Finding the Light at the End of the Tunnel That Is Addiction

Light At The End of the Tunnel - Addiction

It’s not easy to convince oneself that everything is going to be ‘fine’, especially with addiction. More than just the urge to use drugs, addiction is a complex condition that can be accurately described as a brain disease, a mental disorder, and a treatable yet debilitating problem. For too many, addiction inspires fear and judgment. Addicts are too often seen as worthless to society, leeching off others and providing nothing but problems. However, addicts are still people, and no matter how far gone they might seem, there’s always still hope that they can be helped to live and feel like normal human beings again.

If you or someone you know ever struggled with an addiction, then you’ll know that most of what people think and say about drug addicts is false at best, and deeply hurtful at worst. One of the reasons so few addicts get the help they need is because they’re ashamed of themselves, and are scared of going clean, fearing that treatment just won’t work and they’ll be made to confront all their feelings rather than pursuing the next opportunity to go numb again. There are many other reasons, but stigma and self-stigma are two very powerful factors that come into play again and again.

To help an addict see the light at the end of the tunnel, they must be made to understand that they are not alone in this journey, and that treatment is always an option.

 

A Whole Community Awaits

You are not alone. Roughly 21 million US adults are estimated to struggle with drug addiction in a given moment. A significant portion of that statistic is in recovery: a survey in 2012 showed that, at the time, a whopping 23.5 million adult Americans – one in ten – went through recovery and were no longer using after struggling with a drug or alcohol addiction.

Every day, millions of individuals rally together in group meetings or sober living homes to talk about the challenges they’ve faced, and how they worked to overcome them, or how they failed, and learned from their failures to do better in the future.

Recovery isn’t just possible – it’s necessary. The only way to move past an addiction is to seek and maintain sobriety or succumb to the effects of long-term drug use. Thankfully, this is not a journey you have to venture on alone. Through online recovery resources, local recovery groups, sober living homes, rehab clinics, professional addiction specialists, and therapists, you can have access to as much or as little help as you need for your long-term sobriety.

The hardest part is making that first leap to start your recovery. Rehab clinics are a good place to start, as they are often prepared with the personnel and equipment to lead an addict through withdrawal, early recovery, and the transition into a sober life.

 

How Addiction Treatment Works

Many addicts struggle to have faith in addiction treatment, especially if they feel overwhelmed by their addiction and don’t quite understand how it functions. While it is true that we haven’t quite found a pill to turn addiction ‘off’, there are various forms of medication, therapy, and treatment techniques to address each and every kind of drug addiction currently imaginable.

For certain types of addiction, medication can be used to wean an addict off their drug of choice and make it easier to transition into recovery, in contrast to going ‘cold turkey’ and experiencing extreme withdrawal symptoms and cravings. Medication also exists to counteract the effects of certain drugs, making it impossible to get high, essentially rendering a substance as useless to an addict. Such medication can also be used to save lives in the case of an overdose, in some cases.

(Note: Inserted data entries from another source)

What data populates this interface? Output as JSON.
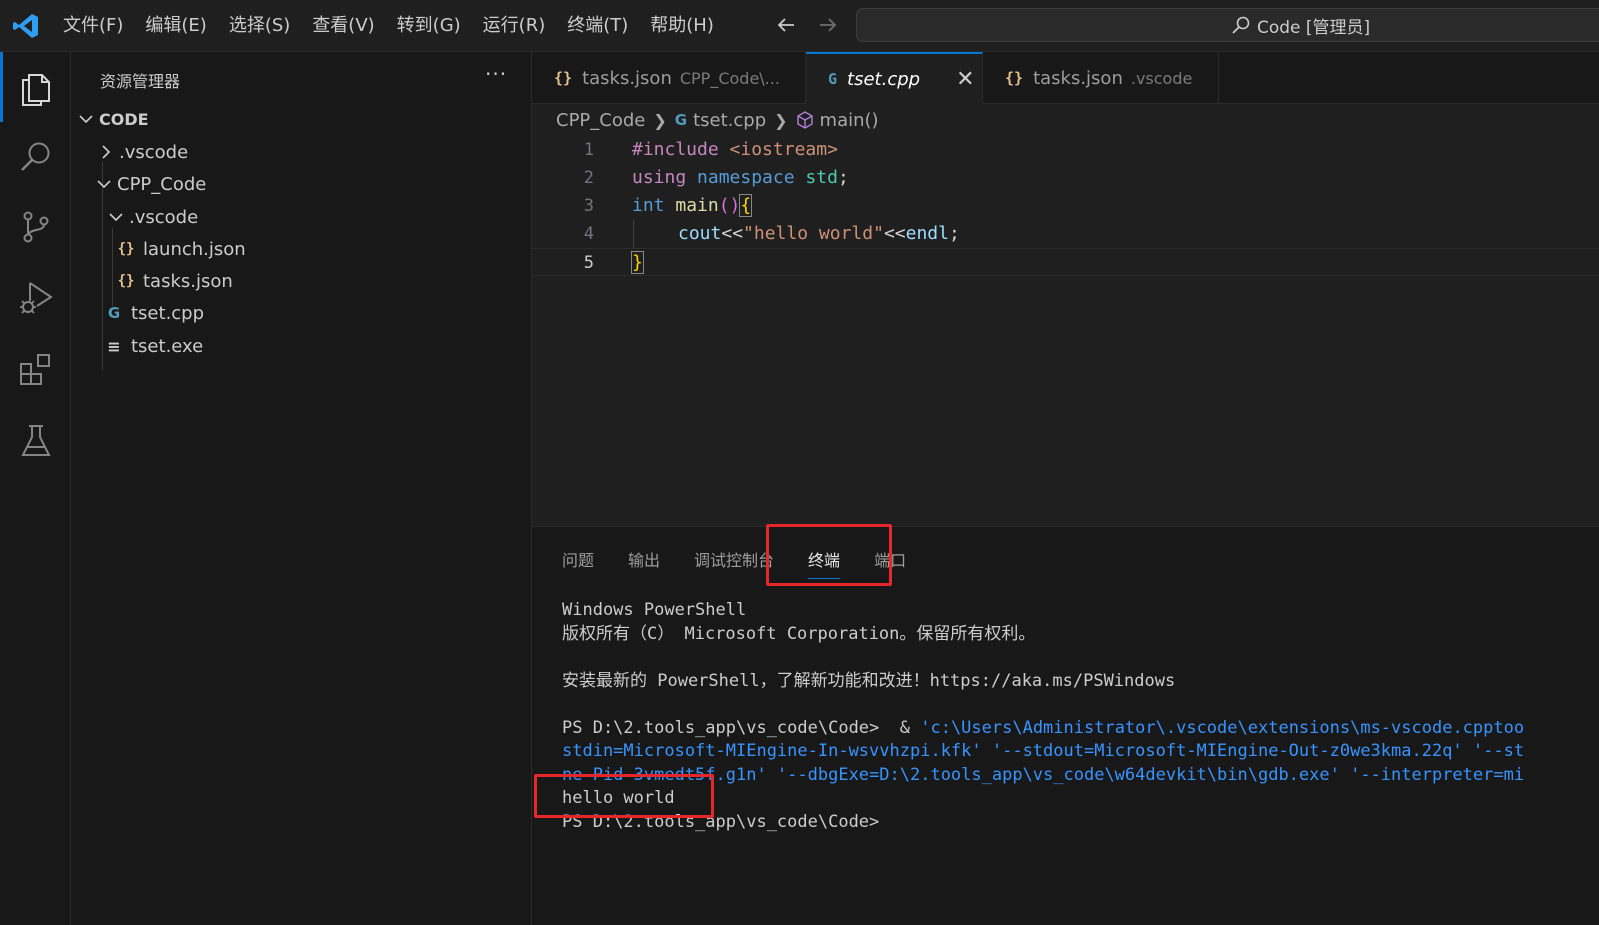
{
  "menu": [
    "文件(F)",
    "编辑(E)",
    "选择(S)",
    "查看(V)",
    "转到(G)",
    "运行(R)",
    "终端(T)",
    "帮助(H)"
  ],
  "command_center": {
    "text": "Code [管理员]"
  },
  "explorer": {
    "title": "资源管理器",
    "more": "···",
    "root": "CODE",
    "items": [
      ".vscode",
      "CPP_Code",
      ".vscode",
      "launch.json",
      "tasks.json",
      "tset.cpp",
      "tset.exe"
    ]
  },
  "tabs": [
    {
      "icon": "{}",
      "name": "tasks.json",
      "desc": "CPP_Code\\..."
    },
    {
      "icon": "G",
      "name": "tset.cpp",
      "desc": "",
      "close": "✕"
    },
    {
      "icon": "{}",
      "name": "tasks.json",
      "desc": ".vscode"
    }
  ],
  "breadcrumb": [
    "CPP_Code",
    "tset.cpp",
    "main()"
  ],
  "code": {
    "line_numbers": [
      "1",
      "2",
      "3",
      "4",
      "5"
    ],
    "l1": {
      "pre": "#include",
      "inc": "<iostream>"
    },
    "l2": {
      "using": "using",
      "namespace": "namespace",
      "std": "std",
      "semi": ";"
    },
    "l3": {
      "int": "int",
      "main": "main",
      "paren": "()",
      "brace": "{"
    },
    "l4": {
      "cout": "cout",
      "op1": "<<",
      "str": "\"hello world\"",
      "op2": "<<",
      "endl": "endl",
      "semi": ";"
    },
    "l5": {
      "brace": "}"
    }
  },
  "panel": {
    "tabs": [
      "问题",
      "输出",
      "调试控制台",
      "终端",
      "端口"
    ],
    "active_tab": "终端"
  },
  "terminal": {
    "l1": "Windows PowerShell",
    "l2": "版权所有（C） Microsoft Corporation。保留所有权利。",
    "l3": "安装最新的 PowerShell，了解新功能和改进！https://aka.ms/PSWindows",
    "l4_prompt": "PS D:\\2.tools_app\\vs_code\\Code>  & ",
    "l4_str": "'c:\\Users\\Administrator\\.vscode\\extensions\\ms-vscode.cpptoo",
    "l5": "stdin=Microsoft-MIEngine-In-wsvvhzpi.kfk' '--stdout=Microsoft-MIEngine-Out-z0we3kma.22q' '--st",
    "l6": "ne-Pid-3vmedt5f.g1n' '--dbgExe=D:\\2.tools_app\\vs_code\\w64devkit\\bin\\gdb.exe' '--interpreter=mi",
    "l7": "hello world",
    "l8": "PS D:\\2.tools_app\\vs_code\\Code>"
  }
}
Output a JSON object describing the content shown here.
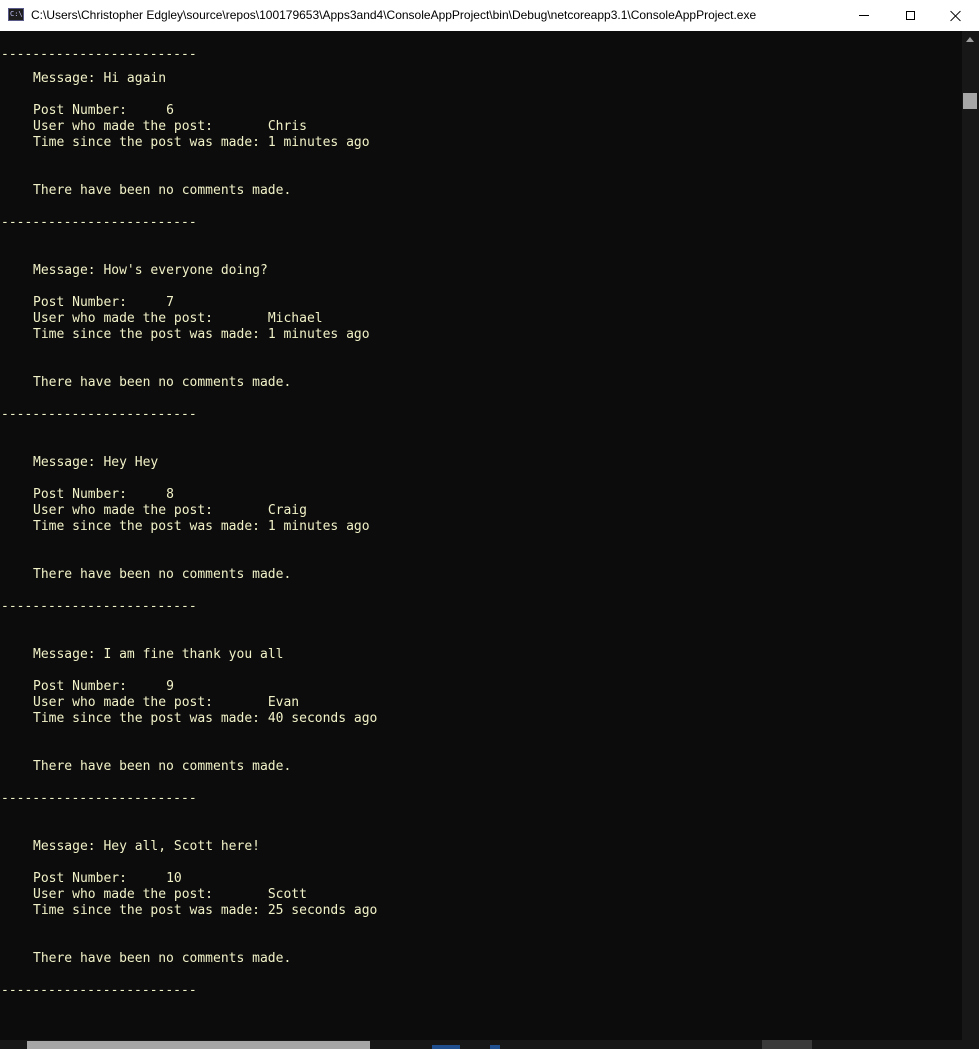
{
  "window": {
    "title": "C:\\Users\\Christopher Edgley\\source\\repos\\100179653\\Apps3and4\\ConsoleAppProject\\bin\\Debug\\netcoreapp3.1\\ConsoleAppProject.exe",
    "icon": "console-icon",
    "icon_glyph": "C:\\",
    "buttons": [
      "minimize-icon",
      "maximize-icon",
      "close-icon"
    ]
  },
  "console": {
    "separator": "-------------------------",
    "labels": {
      "message": "Message: ",
      "post_number": "Post Number:     ",
      "user": "User who made the post:       ",
      "time": "Time since the post was made: "
    },
    "posts": [
      {
        "message": "Hi again",
        "number": "6",
        "user": "Chris",
        "time": "1 minutes ago",
        "comments": "There have been no comments made."
      },
      {
        "message": "How's everyone doing?",
        "number": "7",
        "user": "Michael",
        "time": "1 minutes ago",
        "comments": "There have been no comments made."
      },
      {
        "message": "Hey Hey",
        "number": "8",
        "user": "Craig",
        "time": "1 minutes ago",
        "comments": "There have been no comments made."
      },
      {
        "message": "I am fine thank you all",
        "number": "9",
        "user": "Evan",
        "time": "40 seconds ago",
        "comments": "There have been no comments made."
      },
      {
        "message": "Hey all, Scott here!",
        "number": "10",
        "user": "Scott",
        "time": "25 seconds ago",
        "comments": "There have been no comments made."
      }
    ]
  },
  "colors": {
    "background": "#0c0c0c",
    "text": "#f2f2c8",
    "titlebar": "#ffffff"
  }
}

Special forms of therapy and rigorous lifestyle changes are used to help an addict better understand why they became addicted, how to identify and avoid the behaviors and activities that make them want to use drugs again and reinforce better habits that help undermine addiction in the brain. Both one-on-one talk therapy and group therapy can help a recovering addict feel better about their condition and learn to avoid thoughts and situations that further feed the addiction. Outside of rehab, other post-rehab programs are used to help recoverees further develop the mental fortitude needed to succeed in sober life, through sober living homes, outpatient recovery programs, and more.

 

The Benefits of Paying It Forward

Redemption is a powerful thing, especially in the eyes of oneself, as we’re likely to have more debts to our own conscience than to anyone else. Because of the staying power that stigma commands in a person’s life, it’s important to seek out ways to eradicate that shame and guilt. One effective path is to simply do good. There is no easier way to prove to yourself that you still have the potential to be a positive influence in the lives of others – especially those you love – than to do good. And one way in which all recovering addicts can do good is by helping other addicts take the first steps to recovery.

Through group meetings, through talking about the challenges you faced and overcome, through writing about your experiences and educating addicts and their families about the truth of addiction and how it can be overcome, you can make a slow and steady difference in the world around you and change the lives of countless people for the better. All it takes is to convince just one person that they should consider giving sobriety and recovery treatment an honest try. The positive repercussions of such an act are often immense. And finally, it just feels good to do good. We’re not exactly a species to be morally exalted, but there is some truth to the notion that altruism has its place in human nature. And doing your part to shape your community for the better can leave you feeling reinvigorated with faith in your own capacity to do selfless things, despite a seemingly selfish past.